Ainsi chaque année, nous enfilons début novembre nos plus belles culottes pour s'en aller trois jours durant prendre la Bastille en espérant avant tout se prendre quelques belles claques. Pour sa quatrième édition sous ce format, le festival passe de deux à trois soirées et propose désormais la bagatelle de cinquante-deux formations musicales émergentes presque toutes aussi confidentielles que passionnantes, réparties dans six salles du quartier.
L'acuité des programmateurs alliée au prestige de la marque Pitchfork nous a permis d'y découvrir les années passées des groupes devenus incontournables tels que Wet Leg, Talk Show, Yard Act, John Glacier, Nia Archives, Fat Dog, Gurriers, KNEECAP ou bar italia. Alors, quelles sont les pépites de la saison 2024 appelées à devenir de précieux joyaux ? Quelles grandes tendances se dégagent de cette édition ? Est-il humainement possible de voir 52 concerts en 13 heures ? La FOMO (« fear of missing out ») est-elle une maladie incurable ? Le don d'ubiquité devrait-il être déductible fiscalement ? C'est à toutes ces questions et peut-être d'autres encore que nous tenterons de répondre au cours de nos trois live reports quotidiens.

Jour 1 – A découvrir absolument (pour adultes et adolescents)
Si l'année 1996 est pour vous celle où vous avez écouté en boucle #3, le meilleur album de rock français de tous les temps, vous savez comme tout fan de Diabologum que le Jeudi Tout Est Dit. Si telle Louane, l'année 1996 est celle de votre naissance, de toute évidence, le jour 1 est celui que l'on retient. Si vous n'étiez pas encore nés, vous êtes jeunes et ajouter une soirée supplémentaire à un weekend de trois jours ne vous fait pas peur. Par conséquent, vous êtes arrivés à l'heure, avez retiré votre pass 3 jours au Motel, peut-être même écouté les groupes programmés et certainement consulté la timetable en pestant car vos deux groupes favoris jouaient en même temps. De notre côté, nous avons opté pour un parcours titanesque avec au programme sept concerts en tout juste quatre heures. Malgré un rythme un peu trop frénétique, nous remporterons notre ambitieux pari qui nous verra vibrer devant du shoegaze américano-brésilien, admirer les étoiles montantes de Chicago, découvrir des sœurs sans merci, tomber amoureux de la soul de MRCY, suer devant la nièce d'Oussama Ben Laden, s'ennuyer avec un poppeuse précoce et regretter un divorce.

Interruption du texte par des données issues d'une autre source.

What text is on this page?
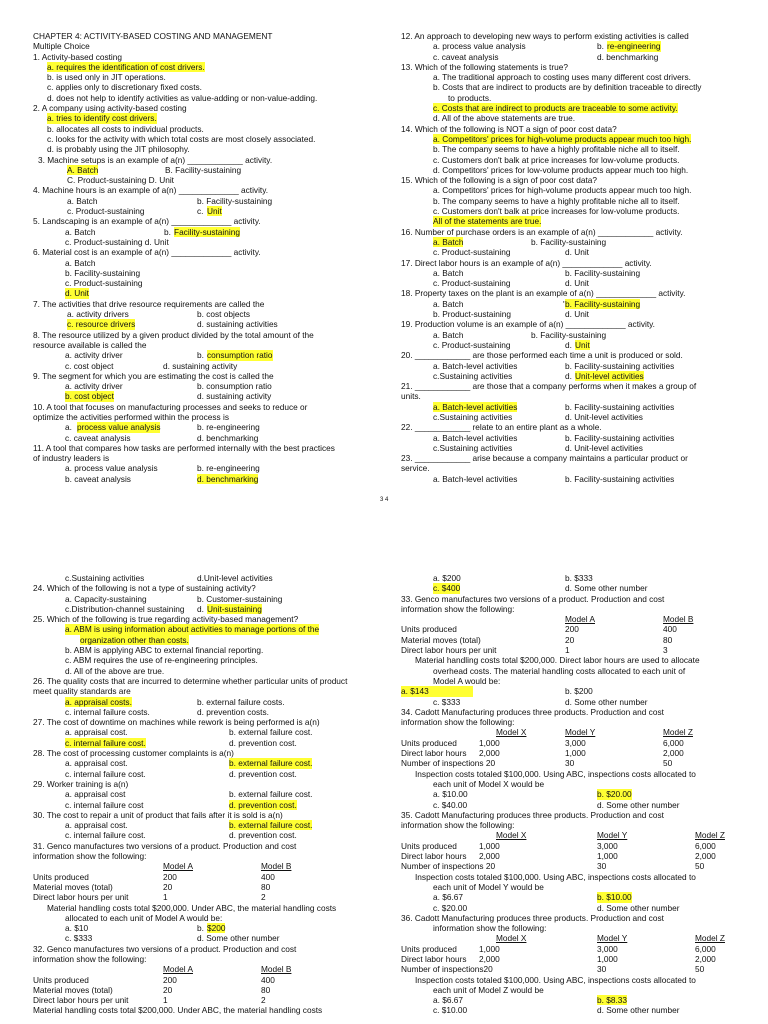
CHAPTER 4: ACTIVITY-BASED COSTING AND MANAGEMENT
Multiple Choice
1. Activity-based costing
a. requires the identification of cost drivers.
b. is used only in JIT operations.
c. applies only to discretionary fixed costs.
d. does not help to identify activities as value-adding or non-value-adding.
2. A company using activity-based costing
a. tries to identify cost drivers.
b. allocates all costs to individual products.
c. looks for the activity with which total costs are most closely associated.
d. is probably using the JIT philosophy.
3. Machine setups is an example of a(n) ____________ activity.
A. Batch	B. Facility-sustaining
C. Product-sustaining D. Unit
4. Machine hours is an example of a(n) _____________ activity.
a. Batch	b. Facility-sustaining
c. Product-sustaining	c. Unit
5. Landscaping is an example of a(n) _____________ activity.
a. Batch	b. Facility-sustaining
c. Product-sustaining d. Unit
6. Material cost is an example of a(n) _____________ activity.
a. Batch
b. Facility-sustaining
c. Product-sustaining
d. Unit
7. The activities that drive resource requirements are called the
a. activity drivers	b. cost objects
c. resource drivers	d. sustaining activities
8. The resource utilized by a given product divided by the total amount of the
resource available is called the
a. activity driver	b. consumption ratio
c. cost object	d. sustaining activity
9. The segment for which you are estimating the cost is called the
a. activity driver	b. consumption ratio
b. cost object	d. sustaining activity
10. A tool that focuses on manufacturing processes and seeks to reduce or
optimize the activities performed within the process is
a. process value analysis	b. re-engineering
c. caveat analysis	d. benchmarking
11. A tool that compares how tasks are performed internally with the best practices
of industry leaders is
a. process value analysis	b. re-engineering
b. caveat analysis	d. benchmarking
12. An approach to developing new ways to perform existing activities is called
a. process value analysis	b. re-engineering
c. caveat analysis	d. benchmarking
13. Which of the following statements is true?
a. The traditional approach to costing uses many different cost drivers.
b. Costs that are indirect to products are by definition traceable to directly
to products.
c. Costs that are indirect to products are traceable to some activity.
d. All of the above statements are true.
14. Which of the following is NOT a sign of poor cost data?
a. Competitors' prices for high-volume products appear much too high.
b. The company seems to have a highly profitable niche all to itself.
c. Customers don't balk at price increases for low-volume products.
d. Competitors' prices for low-volume products appear much too high.
15. Which of the following is a sign of poor cost data?
a. Competitors' prices for high-volume products appear much too high.
b. The company seems to have a highly profitable niche all to itself.
c. Customers don't balk at price increases for low-volume products.
All of the statements are true.
16. Number of purchase orders is an example of a(n) ____________ activity.
a. Batch	b. Facility-sustaining
c. Product-sustaining	d. Unit
17. Direct labor hours is an example of a(n) _____________ activity.
a. Batch	b. Facility-sustaining
c. Product-sustaining	d. Unit
18. Property taxes on the plant is an example of a(n) _____________ activity.
a. Batch	' b. Facility-sustaining
b. Product-sustaining	d. Unit
19. Production volume is an example of a(n) _____________ activity.
a. Batch	b. Facility-sustaining
c. Product-sustaining	d. Unit
20. ____________ are those performed each time a unit is produced or sold.
a. Batch-level activities	b. Facility-sustaining activities
c.Sustaining activities	d. Unit-level activities
21. ____________ are those that a company performs when it makes a group of
units.
a. Batch-level activities	b. Facility-sustaining activities
c.Sustaining activities	d. Unit-level activities
22. ____________ relate to an entire plant as a whole.
a. Batch-level activities	b. Facility-sustaining activities
c.Sustaining activities	d. Unit-level activities
23. ____________ arise because a company maintains a particular product or
service.
a. Batch-level activities	b. Facility-sustaining activities
3 4
c.Sustaining activities	d.Unit-level activities
24. Which of the following is not a type of sustaining activity?
a. Capacity-sustaining	b. Customer-sustaining
c.Distribution-channel sustaining d. Unit-sustaining
25. Which of the following is true regarding activity-based management?
a. ABM is using information about activities to manage portions of the
organization other than costs.
b. ABM is applying ABC to external financial reporting.
c. ABM requires the use of re-engineering principles.
d. All of the above are true.
26. The quality costs that are incurred to determine whether particular units of product
meet quality standards are
a. appraisal costs.	b. external failure costs.
c. internal failure costs.	d. prevention costs.
27. The cost of downtime on machines while rework is being performed is a(n)
a. appraisal cost.	b. external failure cost.
c. internal failure cost.	d. prevention cost.
28. The cost of processing customer complaints is a(n)
a. appraisal cost.	b. external failure cost.
c. internal failure cost.	d. prevention cost.
29. Worker training is a(n)
a. appraisal cost	b. external failure cost.
c. internal failure cost	d. prevention cost.
30. The cost to repair a unit of product that fails after it is sold is a(n)
a. appraisal cost.	b. external failure cost.
c. internal failure cost.	d. prevention cost.
31. Genco manufactures two versions of a product. Production and cost
information show the following:
Model A	Model B
Units produced	200	400
Material moves (total)	20	80
Direct labor hours per unit	1	2
Material handling costs total $200,000. Under ABC, the material handling costs
allocated to each unit of Model A would be:
a. $10	b. $200
c. $333	d. Some other number
32. Genco manufactures two versions of a product. Production and cost
information show the following:
Model A	Model B
Units produced	200	400
Material moves (total)	20	80
Direct labor hours per unit	1	2
Material handling costs total $200,000. Under ABC, the material handling costs
a. $200	b. $333
c. $400	d. Some other number
33. Genco manufactures two versions of a product. Production and cost
information show the following:
Model A	Model B
Units produced	200	400
Material moves (total)	20	80
Direct labor hours per unit	1	3
Material handling costs total $200,000. Direct labor hours are used to allocate
overhead costs. The material handling costs allocated to each unit of
Model A would be:
a. $143	b. $200
c. $333	d. Some other number
34. Cadott Manufacturing produces three products. Production and cost
information show the following:
Model X	Model Y	Model Z
Units produced	1,000	3,000	6,000
Direct labor hours 2,000	1,000	2,000
Number of inspections 20	30	50
Inspection costs totaled $100,000. Using ABC, inspections costs allocated to
each unit of Model X would be
a. $10.00	b. $20.00
c. $40.00	d. Some other number
35. Cadott Manufacturing produces three products. Production and cost
information show the following:
Model X	Model Y	Model Z
Units produced	1,000	3,000	6,000
Direct labor hours 2,000	1,000	2,000
Number of inspections 20	30	50
Inspection costs totaled $100,000. Using ABC, inspections costs allocated to
each unit of Model Y would be
a. $6.67	b. $10.00
c. $20.00	d. Some other number
36. Cadott Manufacturing produces three products. Production and cost
information show the following:
Model X	Model Y	Model Z
Units produced	1,000	3,000	6,000
Direct labor hours 2,000	1,000	2,000
Number of inspections20	30	50
Inspection costs totaled $100,000. Using ABC, inspections costs allocated to
each unit of Model Z would be
a. $6.67	b. $8.33
c. $10.00	d. Some other number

Acte 1 : Winter – Pitchfork Is Coming
Nous avons déjà connu des afterworks du jeudi soir s'annonçant plus excitants qu'une ouverture de festival par un groupe de shoegaze américain dénommé Winter. D'une part car si les anglais ne sauront jamais jouer de l'americana pur jus, les américains peineront toujours à égaler les maîtres du shoegaze britanniques et irlandais, d'autre part car prendre pour un nom aussi cliché ne laissait par augurer d'une grande originalité. Nous réaliserons vite que Winter n'est autre que le patronyme de Samira Winter, artiste américano-brésilienne née à Curitiba, ayant vécu à Los Angeles avant de former son groupe à Boston pour enfin se baser à New-York. Bercée de musiques populaires brésiliennes par sa mère, de punk américain dissonant par son père et nourrie par sa jeunesse itinérante, l'artiste parvient à proposer une version personnelle et singulière du genre, la distinguant de la plupart des groupes de shoegaze actuels se contentant de singer leurs prestigieux ainés. À son shoegaze éthéré lorgnant vers la dream-pop, elle injecte des beats électroniques, une charmante nonchalance dégingandée et la douceur chaloupée de ses racines brésiliennes. Malgré une faible affluence (jeudi 19h30 oblige), Winter parviennent rapidement à réchauffer l'atmosphère grâce à un set composé de leurs titres les plus percutants. Premier concert, première bonne surprise. Après Pedro, Pharaon de et Ophélie, la famille Winter est heureuse d'accueillir Samira.


Acte 2 : Friko – Chicago déboule
En quelques coups de pédales nous passons du Badaboum au Supersonic pour assister au concert le plus attendu de la soirée, celui de Friko, groupe d'indie rock de Chicago, auteur d'un excellent premier album paru en début d'année. La ville d'Al Capone et Kanye West se trouvant également être celle de Pitchfork, profitons-en pour placer notre séquence « Père Castor vous raconte l'histoire de Pitchfork » que vous redoutiez tous.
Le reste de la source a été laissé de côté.